07/17/2004versione stampabileprintinvia paginasend



Human Rights Watch denounces abuse against foreign workers in Saudi Arabia

asian prisoners in saudi arabiaOn the 12th of July, in Riyadh, in Saudi Arabia, a woman accused of murder was condemned to death. This would be nothing new in a country where 50 death sentences were carried out in 2003 alone (according to data supplied by Amnesty International). The oddity in this trial is that the defendant is a woman from Sri Lanka, therefore a foreign citizen who was in the country to work.

In this case, the woman worked as a maid for a family and the victim is her employer. The defendant, according to the account given by the public attorney’s office, allegedly let an acquaintance, who is also from Sri Lanka, into the house where she worked, to burgle it. Since the woman who owned the house would not hand over the family’s valuables, the couple lost their heads, the man strangled the lady and escaped with his accomplice. The two were subsequently captured and during the trial the woman was considered responsible for the crime for having urged her partner to commit murder and she was thus judged by Quranic law, Sharia. The Minister of the Interior of Saudi Arabia has not said if the execution will take place by stoning, beheading or firing squad.

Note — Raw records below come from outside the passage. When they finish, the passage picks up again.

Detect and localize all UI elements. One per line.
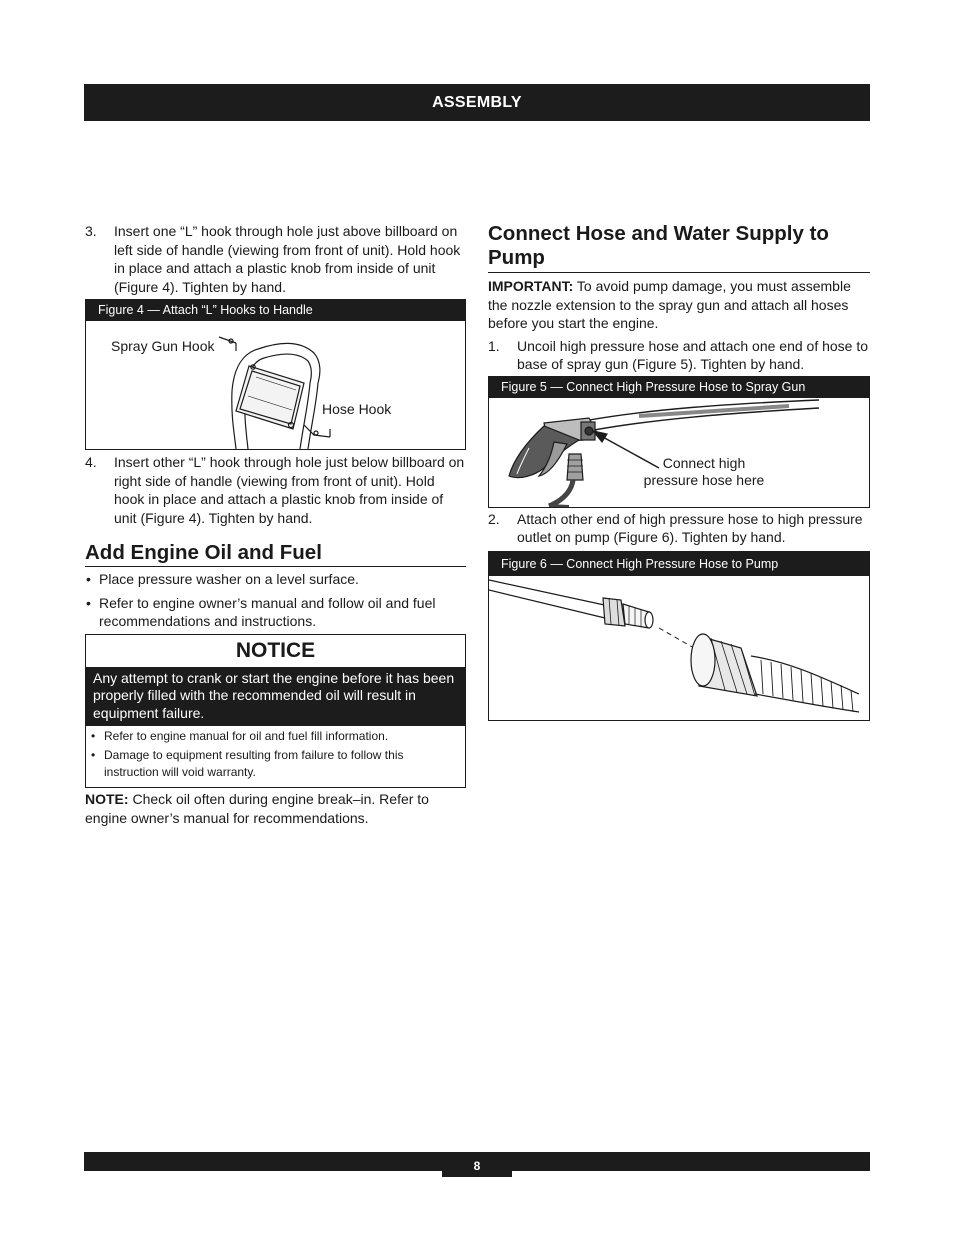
step-text: Attach other end of high pressure hose to high pressure outlet on pump (Figure 6). Tighten by hand. — [517, 510, 863, 545]
bullet-icon: • — [91, 748, 96, 762]
step-number: 4. — [85, 454, 97, 470]
right-column — [488, 222, 870, 721]
hose-hook-label: Hose Hook — [322, 401, 392, 417]
step-text: Insert other “L” hook through hole just below billboard on right side of handle (viewing from front of unit). Hold hook in place and attach a plastic knob from inside of unit (Figure 4). Tighten by hand. — [114, 454, 465, 526]
notice-title: NOTICE — [235, 638, 316, 662]
hose-pump-illustration — [489, 576, 869, 720]
note-label: NOTE: — [85, 791, 129, 807]
connect-hose-label-line1: Connect high — [662, 454, 746, 471]
step-1 — [488, 337, 870, 374]
figure-caption: Figure 4 — Attach “L” Hooks to Handle — [86, 300, 465, 321]
bullet-icon: • — [86, 571, 91, 587]
figure-6 — [488, 551, 870, 721]
list-item — [85, 570, 466, 589]
step-text: Insert one “L” hook through hole just above billboard on left side of handle (viewing from front of unit). Hold hook in place and attach a plastic knob from inside of unit (Figure 4). Tighten by hand. — [114, 223, 461, 295]
note-paragraph — [85, 790, 466, 827]
important-label: IMPORTANT: — [488, 278, 574, 294]
spray-gun-illustration — [489, 398, 869, 507]
important-text: To avoid pump damage, you must assemble the nozzle extension to the spray gun and attach all hoses before you start the engine. — [488, 278, 851, 331]
spray-gun-hook-label: Spray Gun Hook — [111, 338, 215, 354]
bullet-icon: • — [86, 594, 91, 611]
step-number: 2. — [488, 510, 500, 527]
left-column — [85, 222, 466, 827]
step-text: Uncoil high pressure hose and attach one end of hose to base of spray gun (Figure 5). Tighten by hand. — [517, 337, 869, 372]
figure-5 — [488, 376, 870, 508]
figure-caption: Figure 6 — Connect High Pressure Hose to Pump — [489, 552, 869, 576]
list-item — [90, 747, 459, 781]
connect-hose-label-line2: pressure hose here — [643, 471, 765, 488]
step-2 — [488, 510, 870, 547]
notice-box — [85, 634, 466, 789]
figure-4 — [85, 299, 466, 450]
list-item-text: Place pressure washer on a level surface. — [99, 571, 359, 587]
step-number: 1. — [488, 337, 500, 354]
list-item-text: Refer to engine owner’s manual and follow oil and fuel recommendations and instructions. — [99, 594, 436, 629]
section-header: ASSEMBLY — [84, 84, 870, 121]
list-item — [90, 728, 459, 745]
notice-body: Any attempt to crank or start the engine before it has been properly filled with the recommended oil will result in equipment failure. — [86, 667, 465, 727]
bullet-icon: • — [91, 729, 96, 743]
step-number: 3. — [85, 223, 97, 239]
list-item-text: Damage to equipment resulting from failure to follow this instruction will void warranty. — [104, 748, 404, 779]
figure-caption: Figure 5 — Connect High Pressure Hose to Spray Gun — [489, 377, 869, 398]
notice-list — [86, 726, 465, 787]
step-3 — [85, 222, 466, 296]
list-item-text: Refer to engine manual for oil and fuel fill information. — [104, 729, 389, 743]
connect-hose-label — [624, 455, 784, 489]
list-item — [85, 594, 466, 631]
note-text: Check oil often during engine break–in. Refer to engine owner’s manual for recommendations. — [85, 791, 429, 826]
step-4 — [85, 453, 466, 527]
section-title-oil-fuel: Add Engine Oil and Fuel — [85, 541, 466, 567]
section-title-hose-water: Connect Hose and Water Supply to Pump — [488, 222, 870, 273]
page-number: 8 — [442, 1152, 512, 1177]
important-paragraph — [488, 277, 870, 333]
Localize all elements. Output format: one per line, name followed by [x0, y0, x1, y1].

So far it seems like a rather run-of-the-mill crime which is punished by death in other countries besides Saudi Arabia. Except for the fact that, at the same time, and specifically on the 15th of July, 2004, Human Rights Watch, the US association that fights for the respect of human rights, published a report with a very explicit title: Bad dreams: exploitation and abuse of migrant workers in Saudi Arabia. A 135-page report that shows how, according to HRW, the treatment of foreign workers, in the country of the Saud, is an example of exploitation and violation of the rights of those workers who travel to the richest land in the Middle East in search of a better life.

The Sri Lankan woman’s trial does not have much to do with worker exploitation, but the report particularly emphasizes the violations of migrants’ rights before the Saudi judiciary. HRW explicitly mentions unfair trials, forced confessions and torture of foreign workers who are now a third of the entire population in Saudi Arabia.

The association denounces cases of defendants who were executed without their family or their embassy being informed before the execution took place. Sarah Leah Whitson, executive director of HRW for the Middle East and Northern Africa, complains that "abuse against foreign workers in the kingdom of Saud is a terrible distortion of criminal justice. If the government of Saudi Arabia is serious when it talks of reforms, that is an excellent place to start.".

HRW says that last year the Saudi government invited a team of observers from the US association for official talks, but the report emphasizes that the group was not allowed to carry out accurate field investigations, including meeting with the victims of the alleged abuse. It is not by chance, says HRW, "that most of the interviews the document is based on, took place in India, Bangladesh and in the Philippines, with workers who recently returned from Saudi Arabia."

"We found men and women in conditions similar to slavery", says Ms. Whitson, "one case after another, that show how the Saudi judiciary turns a blind eye to the abuse against foreign workers in Saudi Arabia, a country that has so far been unable to create an acceptable labor legislation, especially as regards women.".

One example mentioned in the document is that of 300 women from Sri Lanka, the Philippines and India, who worked as attendants in the Jeddah hospital, on average 12 hours a day, six days a week. At the end of the day they went back to a common dormitory with 14-bed rooms, where they slept on benches. The doors were locked from the outside. They were treated this way for three years, the length of their contract.

A de facto imprisonment which is probably less hard than life in the Saudi jails. "In a prison in Riyadh", Ms. Whitson says, "we found women arrested for ‘illegal pregnancies’, meaning extra-conjugal. Sexual abuse in such situations is the norm, just like outside the prisons. For sexual abuse that goes as far as the kidnapping of foreign women workers, the perpetrators are not even prosecuted.".

The foreign worker community in Saudi Arabia is made up of more than 8 million people. They come from Sudan, Egypt, the Philippines, from Bangladesh, India, Sri Lanka and Pakistan, looking for work in one of the few countries in  the Middle East that can offer a job and the hope of a future less grim than what they would find in their own countries.

These people probably prefer to emigrate to Saudi Arabia, without going all the way to one of the Western countries, consoled, perhaps, by the idea of a more welcoming society, with customs more similar to their own. All too often, they find the hangman waiting.